Super-Hopf realizations of Lie Superalgebras: Braided Paraparticle extensions of the Jordan-Schwinger map

TL;DR

This paper explores the algebraic structure of mixed paraparticle systems, introduces new Lie superalgebra realizations with super-Hopf properties, and discusses applications in representation theory and theoretical physics.

Contribution

It presents a novel family of Lie superalgebra realizations that preserve super-Hopf structures and applies braided group theory to paraparticle systems.

Findings

Braided group structure for the Relative Parabose Set.

New realizations of Lie superalgebras with super-Hopf transfer.

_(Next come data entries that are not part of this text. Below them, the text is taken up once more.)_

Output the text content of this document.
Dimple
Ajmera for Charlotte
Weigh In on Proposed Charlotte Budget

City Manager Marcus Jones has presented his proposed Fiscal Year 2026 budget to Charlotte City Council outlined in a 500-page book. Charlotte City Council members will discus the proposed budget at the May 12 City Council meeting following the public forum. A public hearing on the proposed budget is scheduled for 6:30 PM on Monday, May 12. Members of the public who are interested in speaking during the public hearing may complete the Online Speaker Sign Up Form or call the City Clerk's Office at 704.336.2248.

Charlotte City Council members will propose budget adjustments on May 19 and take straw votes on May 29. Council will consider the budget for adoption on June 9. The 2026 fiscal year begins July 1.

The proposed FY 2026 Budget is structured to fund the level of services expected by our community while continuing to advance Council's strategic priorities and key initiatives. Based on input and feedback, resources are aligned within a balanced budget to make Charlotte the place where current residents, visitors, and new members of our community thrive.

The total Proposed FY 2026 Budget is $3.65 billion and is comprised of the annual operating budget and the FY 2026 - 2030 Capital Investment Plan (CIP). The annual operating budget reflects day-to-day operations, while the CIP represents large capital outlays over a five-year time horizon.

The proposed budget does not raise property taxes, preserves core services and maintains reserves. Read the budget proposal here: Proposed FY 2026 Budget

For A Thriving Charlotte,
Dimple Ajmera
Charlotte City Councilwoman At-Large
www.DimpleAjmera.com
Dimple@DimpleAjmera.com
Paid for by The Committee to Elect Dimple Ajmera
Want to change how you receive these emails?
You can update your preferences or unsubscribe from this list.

Potential applications in representation theory and Skyrme model solutions.

Abstract

The mathematical structure of a mixed paraparticle system (combining both parabosonic and parafermionic degrees of freedom) commonly known as the Relative Parabose Set, will be investigated and a braided group structure will be described for it. A new family of realizations of an arbitrary Lie superalgebra will be presented and it will be shown that these realizations possess the valuable representation-theoretic property of transferring invariably the super-Hopf structure. Finally two classes of virtual applications will be outlined: The first is of interest for both mathematics and mathematical physics and deals with the representation theory of infinite dimensional Lie superalgebras, while the second is of interest in theoretical physics and has to do with attempts to determine specific classes of solutions of the Skyrme model.